Cooking For The Constitutionally Inept
Notes from a much longer piece on advice for the black-thumbed frustrated cook. . . . . .
This morning I stood like a vigilant sentry next to the toaster oven, determined to enjoy that just-right warmth and crispness on the artisan everything bagel. Apparently, I was lost in thought a few moments too many and what I got was smoke and carbon — burnt past the point of enjoyment. I cut off the blackest edges and ate it anyways, a penance for proving the point. Heat is a mysterious power that can barely be controlled. This morning it took advantage of my lapse and scorched that bagel like a madman.
Consider your stove - you barely registered its presence within your home, it’s just this appliance-like thing that seems to be there all the time. It’s time to get up close and personal with this tool, because it is literally the field of play — it’s where almost everything goes down, it makes or breaks all of the time and effort and money sunk into the meal so far. The patterns of heat are everything.
Court it, coax it, goose it, dampen it — to produce a successful meal, one must become a master of the flame. Electric coils, smooth glass tops, living, jumping flames that ignite and sputter — they all demand your curiosity and reverence, or they will ruin everything. Sure, the ignorant can often manage a successful experience without so much as a nod to the destructive power of heat - on, off, done. But to learn how to cook, to turn that blackened thumb into something new, you must start with the heat.
Get to know your heat source. Develop a relationship with the burner you can trust — the one who gets what you are trying to do here, who understands and supports you. The one who will give you some slack while also doing exactly what you ask of it. The feeling of betrayal is real — you are genuinely trying so hard to get it right, and then fooomp — your shit is burnt and the smoke alarm is screaming.
Whether a stove is gas or electric, fancy pants big bucks insta-twee or free from the side of the road, all cooking stoves have issues and personalities.

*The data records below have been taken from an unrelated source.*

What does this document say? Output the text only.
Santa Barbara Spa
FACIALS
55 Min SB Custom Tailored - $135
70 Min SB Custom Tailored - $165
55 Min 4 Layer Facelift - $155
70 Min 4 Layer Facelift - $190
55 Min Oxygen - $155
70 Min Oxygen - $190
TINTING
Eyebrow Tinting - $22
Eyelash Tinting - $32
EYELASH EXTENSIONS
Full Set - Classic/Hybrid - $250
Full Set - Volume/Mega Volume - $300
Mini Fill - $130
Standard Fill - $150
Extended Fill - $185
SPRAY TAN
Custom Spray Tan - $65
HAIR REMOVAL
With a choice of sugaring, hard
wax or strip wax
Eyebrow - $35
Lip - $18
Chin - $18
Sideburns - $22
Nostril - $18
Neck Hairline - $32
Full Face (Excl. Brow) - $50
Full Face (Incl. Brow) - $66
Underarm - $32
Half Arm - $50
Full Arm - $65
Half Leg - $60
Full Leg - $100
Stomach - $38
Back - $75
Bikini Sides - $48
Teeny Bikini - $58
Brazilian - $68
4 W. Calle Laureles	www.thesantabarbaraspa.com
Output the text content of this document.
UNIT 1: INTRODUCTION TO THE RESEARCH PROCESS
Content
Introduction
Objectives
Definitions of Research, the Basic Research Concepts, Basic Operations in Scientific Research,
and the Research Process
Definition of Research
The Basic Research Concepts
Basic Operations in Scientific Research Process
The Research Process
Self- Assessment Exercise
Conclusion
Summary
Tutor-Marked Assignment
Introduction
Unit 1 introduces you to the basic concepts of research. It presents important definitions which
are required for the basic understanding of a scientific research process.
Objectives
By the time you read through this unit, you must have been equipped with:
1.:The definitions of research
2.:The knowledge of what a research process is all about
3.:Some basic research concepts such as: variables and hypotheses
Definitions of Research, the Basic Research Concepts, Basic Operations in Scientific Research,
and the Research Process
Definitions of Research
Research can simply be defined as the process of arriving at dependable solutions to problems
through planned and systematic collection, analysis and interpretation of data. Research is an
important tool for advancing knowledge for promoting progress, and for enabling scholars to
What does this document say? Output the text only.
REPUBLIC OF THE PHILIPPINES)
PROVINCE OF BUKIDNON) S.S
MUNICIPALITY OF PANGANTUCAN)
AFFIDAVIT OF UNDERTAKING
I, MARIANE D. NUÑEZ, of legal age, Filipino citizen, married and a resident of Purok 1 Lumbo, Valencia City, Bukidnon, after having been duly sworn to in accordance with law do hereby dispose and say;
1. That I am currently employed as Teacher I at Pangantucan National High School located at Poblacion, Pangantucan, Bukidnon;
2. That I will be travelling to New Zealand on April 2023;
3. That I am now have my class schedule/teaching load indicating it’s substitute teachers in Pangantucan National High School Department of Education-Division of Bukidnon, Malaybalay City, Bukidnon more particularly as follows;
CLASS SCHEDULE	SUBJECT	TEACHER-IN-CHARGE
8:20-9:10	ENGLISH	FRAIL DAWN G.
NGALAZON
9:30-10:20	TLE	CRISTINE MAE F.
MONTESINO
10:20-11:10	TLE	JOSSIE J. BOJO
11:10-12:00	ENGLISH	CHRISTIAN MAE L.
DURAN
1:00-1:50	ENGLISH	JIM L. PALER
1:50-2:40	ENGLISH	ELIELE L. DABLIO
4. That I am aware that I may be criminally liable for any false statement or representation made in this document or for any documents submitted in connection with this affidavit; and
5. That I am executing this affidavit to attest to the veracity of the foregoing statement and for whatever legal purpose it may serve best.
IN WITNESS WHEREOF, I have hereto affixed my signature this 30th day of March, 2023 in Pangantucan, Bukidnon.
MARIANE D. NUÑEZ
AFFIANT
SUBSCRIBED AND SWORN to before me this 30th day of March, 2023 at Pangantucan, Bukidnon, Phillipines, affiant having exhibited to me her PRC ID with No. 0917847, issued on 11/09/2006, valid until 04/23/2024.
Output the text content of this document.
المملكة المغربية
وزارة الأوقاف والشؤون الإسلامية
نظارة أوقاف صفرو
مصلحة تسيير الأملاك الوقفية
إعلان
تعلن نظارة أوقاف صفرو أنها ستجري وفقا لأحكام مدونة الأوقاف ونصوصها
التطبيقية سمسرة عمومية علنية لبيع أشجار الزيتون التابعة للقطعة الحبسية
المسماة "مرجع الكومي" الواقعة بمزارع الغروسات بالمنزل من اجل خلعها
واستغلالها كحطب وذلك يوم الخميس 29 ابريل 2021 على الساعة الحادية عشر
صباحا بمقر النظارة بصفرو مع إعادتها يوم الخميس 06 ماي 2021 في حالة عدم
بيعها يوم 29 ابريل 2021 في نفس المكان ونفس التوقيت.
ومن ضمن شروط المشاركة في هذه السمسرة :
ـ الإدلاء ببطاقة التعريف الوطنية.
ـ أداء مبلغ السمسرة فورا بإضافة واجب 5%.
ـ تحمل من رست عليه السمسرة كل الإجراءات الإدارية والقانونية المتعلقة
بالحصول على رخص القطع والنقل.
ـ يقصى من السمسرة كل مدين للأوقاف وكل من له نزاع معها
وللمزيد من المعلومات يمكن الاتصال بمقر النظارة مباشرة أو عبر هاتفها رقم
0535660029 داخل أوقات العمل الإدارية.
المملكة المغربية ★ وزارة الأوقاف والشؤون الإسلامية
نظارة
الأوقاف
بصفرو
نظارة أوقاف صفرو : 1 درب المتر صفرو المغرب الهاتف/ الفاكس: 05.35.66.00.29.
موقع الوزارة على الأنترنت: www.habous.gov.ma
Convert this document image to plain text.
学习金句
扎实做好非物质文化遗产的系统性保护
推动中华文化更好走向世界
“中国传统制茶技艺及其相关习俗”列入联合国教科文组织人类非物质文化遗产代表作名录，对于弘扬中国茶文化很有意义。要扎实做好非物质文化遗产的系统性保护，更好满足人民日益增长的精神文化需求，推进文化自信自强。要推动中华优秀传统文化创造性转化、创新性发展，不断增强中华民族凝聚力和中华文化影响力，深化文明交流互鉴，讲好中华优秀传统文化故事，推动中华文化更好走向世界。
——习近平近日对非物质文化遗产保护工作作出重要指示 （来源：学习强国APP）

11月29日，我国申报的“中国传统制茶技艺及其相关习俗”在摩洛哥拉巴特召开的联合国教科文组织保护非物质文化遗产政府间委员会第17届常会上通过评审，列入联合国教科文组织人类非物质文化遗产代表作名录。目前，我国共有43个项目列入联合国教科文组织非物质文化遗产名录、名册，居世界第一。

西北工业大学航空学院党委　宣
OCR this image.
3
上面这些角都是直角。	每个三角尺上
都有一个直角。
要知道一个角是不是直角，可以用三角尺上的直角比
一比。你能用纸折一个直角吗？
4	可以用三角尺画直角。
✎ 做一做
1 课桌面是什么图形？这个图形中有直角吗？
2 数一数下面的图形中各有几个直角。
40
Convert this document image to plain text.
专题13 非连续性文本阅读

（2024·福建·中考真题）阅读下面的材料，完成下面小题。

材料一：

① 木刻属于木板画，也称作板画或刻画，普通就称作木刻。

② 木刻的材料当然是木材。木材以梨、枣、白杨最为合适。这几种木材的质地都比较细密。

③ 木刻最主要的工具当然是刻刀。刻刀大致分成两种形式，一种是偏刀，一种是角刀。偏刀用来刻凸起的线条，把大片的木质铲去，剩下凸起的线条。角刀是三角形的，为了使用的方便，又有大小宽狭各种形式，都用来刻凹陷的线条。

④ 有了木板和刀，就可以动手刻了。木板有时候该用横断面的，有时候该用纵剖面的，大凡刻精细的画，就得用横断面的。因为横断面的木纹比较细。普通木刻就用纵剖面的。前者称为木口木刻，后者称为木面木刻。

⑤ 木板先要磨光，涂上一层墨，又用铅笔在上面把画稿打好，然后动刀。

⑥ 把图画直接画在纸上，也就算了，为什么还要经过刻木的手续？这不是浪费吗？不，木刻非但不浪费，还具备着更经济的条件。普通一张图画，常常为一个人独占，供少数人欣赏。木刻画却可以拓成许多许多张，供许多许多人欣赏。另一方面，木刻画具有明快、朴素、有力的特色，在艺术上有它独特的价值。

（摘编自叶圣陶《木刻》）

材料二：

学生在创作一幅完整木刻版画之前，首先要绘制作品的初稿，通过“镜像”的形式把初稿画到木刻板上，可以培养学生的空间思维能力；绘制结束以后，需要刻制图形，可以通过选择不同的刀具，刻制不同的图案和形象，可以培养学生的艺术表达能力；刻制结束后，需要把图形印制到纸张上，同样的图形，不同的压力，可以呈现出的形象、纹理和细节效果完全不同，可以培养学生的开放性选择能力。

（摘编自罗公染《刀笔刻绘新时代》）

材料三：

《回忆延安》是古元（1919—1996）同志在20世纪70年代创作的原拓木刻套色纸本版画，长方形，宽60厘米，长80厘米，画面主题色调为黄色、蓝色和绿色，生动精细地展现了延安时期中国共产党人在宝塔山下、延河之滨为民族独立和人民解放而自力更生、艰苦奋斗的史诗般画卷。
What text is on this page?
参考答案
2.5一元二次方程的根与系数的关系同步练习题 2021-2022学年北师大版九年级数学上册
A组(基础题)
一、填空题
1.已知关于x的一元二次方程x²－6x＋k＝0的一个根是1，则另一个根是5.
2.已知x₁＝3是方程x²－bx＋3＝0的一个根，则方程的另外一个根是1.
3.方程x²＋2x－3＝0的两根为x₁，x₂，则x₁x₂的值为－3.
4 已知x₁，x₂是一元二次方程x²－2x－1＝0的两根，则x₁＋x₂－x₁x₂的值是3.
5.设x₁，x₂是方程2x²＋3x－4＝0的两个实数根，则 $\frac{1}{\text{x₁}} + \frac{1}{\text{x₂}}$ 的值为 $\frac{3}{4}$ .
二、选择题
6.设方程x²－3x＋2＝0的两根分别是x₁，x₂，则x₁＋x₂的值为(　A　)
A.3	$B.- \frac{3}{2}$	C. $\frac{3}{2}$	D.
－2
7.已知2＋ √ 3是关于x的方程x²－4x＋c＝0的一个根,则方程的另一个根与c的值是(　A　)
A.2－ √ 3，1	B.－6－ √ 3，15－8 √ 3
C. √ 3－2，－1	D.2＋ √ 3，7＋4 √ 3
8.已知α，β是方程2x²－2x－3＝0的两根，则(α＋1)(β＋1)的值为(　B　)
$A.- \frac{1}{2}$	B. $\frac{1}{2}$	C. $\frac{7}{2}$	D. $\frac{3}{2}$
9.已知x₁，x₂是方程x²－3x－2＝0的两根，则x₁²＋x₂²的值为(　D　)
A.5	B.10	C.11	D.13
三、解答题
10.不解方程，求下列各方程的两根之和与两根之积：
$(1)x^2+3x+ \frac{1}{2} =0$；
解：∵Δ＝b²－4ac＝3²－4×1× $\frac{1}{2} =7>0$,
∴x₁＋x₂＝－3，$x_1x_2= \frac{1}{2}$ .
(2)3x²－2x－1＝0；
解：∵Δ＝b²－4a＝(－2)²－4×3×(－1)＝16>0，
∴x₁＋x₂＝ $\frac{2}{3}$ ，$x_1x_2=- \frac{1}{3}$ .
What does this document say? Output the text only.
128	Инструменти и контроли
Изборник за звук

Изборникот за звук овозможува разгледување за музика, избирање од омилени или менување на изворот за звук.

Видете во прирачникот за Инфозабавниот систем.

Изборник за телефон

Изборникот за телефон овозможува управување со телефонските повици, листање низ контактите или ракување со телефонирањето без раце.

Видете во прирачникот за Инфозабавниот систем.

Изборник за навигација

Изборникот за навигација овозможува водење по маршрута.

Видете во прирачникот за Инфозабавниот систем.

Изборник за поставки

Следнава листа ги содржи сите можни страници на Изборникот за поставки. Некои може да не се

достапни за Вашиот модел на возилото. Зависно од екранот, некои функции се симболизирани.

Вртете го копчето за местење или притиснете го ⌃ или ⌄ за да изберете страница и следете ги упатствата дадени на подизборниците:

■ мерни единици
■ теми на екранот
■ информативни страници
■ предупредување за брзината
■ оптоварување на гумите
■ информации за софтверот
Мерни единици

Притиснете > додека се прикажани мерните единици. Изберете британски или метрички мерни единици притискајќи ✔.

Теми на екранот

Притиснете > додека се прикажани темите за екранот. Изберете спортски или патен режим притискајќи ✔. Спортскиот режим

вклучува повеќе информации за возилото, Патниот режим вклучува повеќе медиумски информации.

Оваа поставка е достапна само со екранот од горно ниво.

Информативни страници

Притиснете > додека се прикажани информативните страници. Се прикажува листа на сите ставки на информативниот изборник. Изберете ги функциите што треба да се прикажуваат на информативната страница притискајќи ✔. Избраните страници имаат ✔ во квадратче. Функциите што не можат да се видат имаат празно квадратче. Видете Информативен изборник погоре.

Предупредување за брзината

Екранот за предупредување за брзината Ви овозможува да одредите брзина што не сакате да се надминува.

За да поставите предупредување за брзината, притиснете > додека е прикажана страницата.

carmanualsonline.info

We have a name for one of the burners on our stove, fancy-ish glass top electric, and this burner is called The Rouge. It pays little mind to the dial it is attached to. It marches to its own drummer, pulsing heat waves in a pattern that only it can comprehend. I use it only when feeling cocky and wild, like rolling the dice at Vegas. Find your Rouge, and find your steady Eddie.
Stay with the stove. For anyone with cooking ability, this is understood — but for us, the inept, it bears mentioning. Do not step away from the thing being cooked. The exception here is a soup, but even then, be wary every time you are outside a ten-foot radius of the stovetop. Install a little buzzer in your mind to remind you to stay physically present and attentive, it gives a little pulse as your radius expands, reminding you that a ruined meal is only a few steps away.
Get right down to the basics and understand what the heat is doing — it is breaking the cell walls, it is transforming and recombining carbon-based life with a swirl of alchemy. The forces of heat are pre-digesting plants and animals so that our bodies can receive and use them.
Cows have seven stomachs and a distillery of acids because raw, cold grass takes an enormous amount of effort to break down into something usable. Birds have a craw filled with grit and pebbles to break down the raw grains and insects, they’ve built a second tooth-like chamber to masticate the food into something they can absorb. Humans have fire.
For the energy stored in plants and animals to be transferred into our own life-stream, it must first be transformed, broken, made available. This is what cooking is, it is holding the tension between powerful forces, allowing space for magic to occur between the textures and flavors commingling among the weakened cell walls. The pot and the skillet are the vessels of alchemy and the knobs of the stove and oven are your keys to the kingdom. Turn them with care.